Smyd1 regulates H3K4me3 at the PGC-1α locus in mouse hearts. ChIP-qPCR measured H3K4me3 at the transcriptional start sites of the PGC-1α, PGC-1β, PPARα, and RXR-α loci in control and Smyd1-KO mice. (A, D, G, and J) Previous ChIP-seq studies have established enrichment of H3K4me3 within the promoter regions of those genes (WashU EpiGenome Database), which were targeted for qPCR reactions. (B, E, H, and K) Enrichment of H3K4me3 was found in the predicted promoter regions of PGC-1α, PGC-1β, PPARα, and RXR-α in control mice (blue bars). The level of H3K4me3 was remarkably reduced within the PGC-1α locus in Smyd1-KO mice (red bars), but no significant change was observed in the enrichment of H3K4me3 within the PGC-1β, PPARα, and RXR-α loci. (C, F, I, and L) Amplifications of the same loci regions with H3K9-monomethylation (H3K9me1) were used as negative controls. Values were normalized as a percentage of total input. Data represent the average of four control hearts and four Smyd1-KO hearts, ± SEM. (M and N) Luciferase reporter assays using the PGC-1α (M) and PGC-1β (N) promoters show that Smyd1 acts as a transcriptional activator of PGC-1α but does not directly regulate PGC-1β (n = 6 per group in PGC-1α; n = 4 per group in PGC-1β). *P < 0.05; NS, not significant.

Fig. 7.

Overexpression of PGC-1α partially rescues the down-regulation of cellular respiration caused by silencing of Smyd1, whereas overexpression of Smyd1 fails to increase respiration capacity in the absence of PGC-1α. (A) Overexpression of PGC-1α rescues the expression of genes involved in the TCA cycle and OXPHOS which were down-regulated by silencing Smyd1 in NRVMs. (B–E) A cell stress test was conducted using a Seahorse Bioscience XF^e96 analyzer by injecting 1 µM oligomycin, 5 µM FCCP, and 1 µM rotenone + antimycin A, sequentially (see Methods for details). (B and C) H9c2 cardiomyocytes were transduced with Ad-PGC-1α or transfected with siRNA-Smyd or with both (Ad-PGC-1α + siSmyd1). (D and E) H9c2 cardiomyocytes were transduced with Ad-Smyd1 or transfected with siRNA-PGC-1α or with both (Ad-Smyd1 + siPGC-1α).

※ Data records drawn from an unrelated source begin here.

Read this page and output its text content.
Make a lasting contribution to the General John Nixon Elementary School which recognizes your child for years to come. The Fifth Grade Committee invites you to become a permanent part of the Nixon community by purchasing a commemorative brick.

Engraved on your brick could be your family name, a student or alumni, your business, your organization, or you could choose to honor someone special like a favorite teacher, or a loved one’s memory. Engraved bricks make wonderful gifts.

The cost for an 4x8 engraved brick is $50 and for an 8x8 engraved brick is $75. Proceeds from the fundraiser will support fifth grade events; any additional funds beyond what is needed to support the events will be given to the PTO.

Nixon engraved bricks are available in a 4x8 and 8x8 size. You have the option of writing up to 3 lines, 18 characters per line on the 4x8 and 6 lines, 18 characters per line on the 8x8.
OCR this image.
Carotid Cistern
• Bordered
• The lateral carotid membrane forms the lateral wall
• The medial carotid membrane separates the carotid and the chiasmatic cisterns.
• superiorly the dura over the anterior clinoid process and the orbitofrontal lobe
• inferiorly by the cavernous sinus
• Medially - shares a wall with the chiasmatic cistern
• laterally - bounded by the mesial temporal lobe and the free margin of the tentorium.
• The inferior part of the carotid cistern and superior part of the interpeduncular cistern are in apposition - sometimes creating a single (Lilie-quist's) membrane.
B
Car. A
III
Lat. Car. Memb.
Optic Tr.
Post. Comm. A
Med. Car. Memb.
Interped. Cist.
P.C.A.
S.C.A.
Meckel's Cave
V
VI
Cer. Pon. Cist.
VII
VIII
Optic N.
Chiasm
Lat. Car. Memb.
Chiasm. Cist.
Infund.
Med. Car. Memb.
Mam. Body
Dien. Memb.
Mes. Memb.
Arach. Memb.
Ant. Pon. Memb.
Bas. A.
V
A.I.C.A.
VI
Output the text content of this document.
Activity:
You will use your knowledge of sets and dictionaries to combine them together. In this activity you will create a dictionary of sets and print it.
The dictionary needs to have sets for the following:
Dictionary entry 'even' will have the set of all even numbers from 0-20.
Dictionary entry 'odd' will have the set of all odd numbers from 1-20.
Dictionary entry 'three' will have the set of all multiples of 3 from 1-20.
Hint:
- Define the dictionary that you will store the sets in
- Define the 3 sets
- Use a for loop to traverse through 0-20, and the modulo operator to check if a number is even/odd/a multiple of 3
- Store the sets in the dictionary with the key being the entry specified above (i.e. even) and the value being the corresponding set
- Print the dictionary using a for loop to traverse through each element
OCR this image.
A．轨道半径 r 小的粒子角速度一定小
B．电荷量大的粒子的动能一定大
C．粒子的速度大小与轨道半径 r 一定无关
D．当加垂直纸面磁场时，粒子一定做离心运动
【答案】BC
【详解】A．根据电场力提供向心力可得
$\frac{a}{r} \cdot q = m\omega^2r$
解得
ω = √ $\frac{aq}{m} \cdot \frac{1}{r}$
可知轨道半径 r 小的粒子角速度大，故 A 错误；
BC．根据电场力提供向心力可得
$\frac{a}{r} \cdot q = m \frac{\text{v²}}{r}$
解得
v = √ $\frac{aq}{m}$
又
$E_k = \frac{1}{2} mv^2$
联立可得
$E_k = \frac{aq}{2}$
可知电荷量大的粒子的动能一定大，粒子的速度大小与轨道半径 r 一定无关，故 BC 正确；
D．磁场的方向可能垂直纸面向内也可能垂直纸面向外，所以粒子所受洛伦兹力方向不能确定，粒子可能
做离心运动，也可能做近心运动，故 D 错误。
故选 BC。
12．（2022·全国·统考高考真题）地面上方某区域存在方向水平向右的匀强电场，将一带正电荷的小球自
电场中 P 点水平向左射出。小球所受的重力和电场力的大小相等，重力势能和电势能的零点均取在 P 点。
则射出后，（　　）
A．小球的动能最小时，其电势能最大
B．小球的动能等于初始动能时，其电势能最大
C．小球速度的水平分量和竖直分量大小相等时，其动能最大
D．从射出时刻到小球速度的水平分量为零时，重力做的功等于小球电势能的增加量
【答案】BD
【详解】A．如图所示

The OCR values were normalized by the intensity of nuclear staining (Methods and ref. 55). Groups were compared using one-way ANOVA. Bonferroni (A) or Newman–Keuls test (C and E) were used for individual pairwise comparisons. *P < 0.05 vs. control; ^†P < 0.05 vs. Ad-Smyd1 + siPGC-1α; ^§P < 0.05 vs. siSmyd1 + Ad-PGC-1α (n = 5–6 per group in A; n = 6–8 per group in B–E).

Fig. 8.

Smyd1 regulates cardiac metabolic networks via PGC-1α. Smyd1 globally regulates metabolic pathways and mitochondrial energetics through transcription activation of key regulatory genes. Our data suggest that in cardiomyocytes Smyd1 primarily regulates PGC-1α, which interacts with various transcriptional factors involved in OXPHOS and mitochondrial substrate metabolism, including fatty acid metabolism, amino acid metabolism, and ketone metabolism.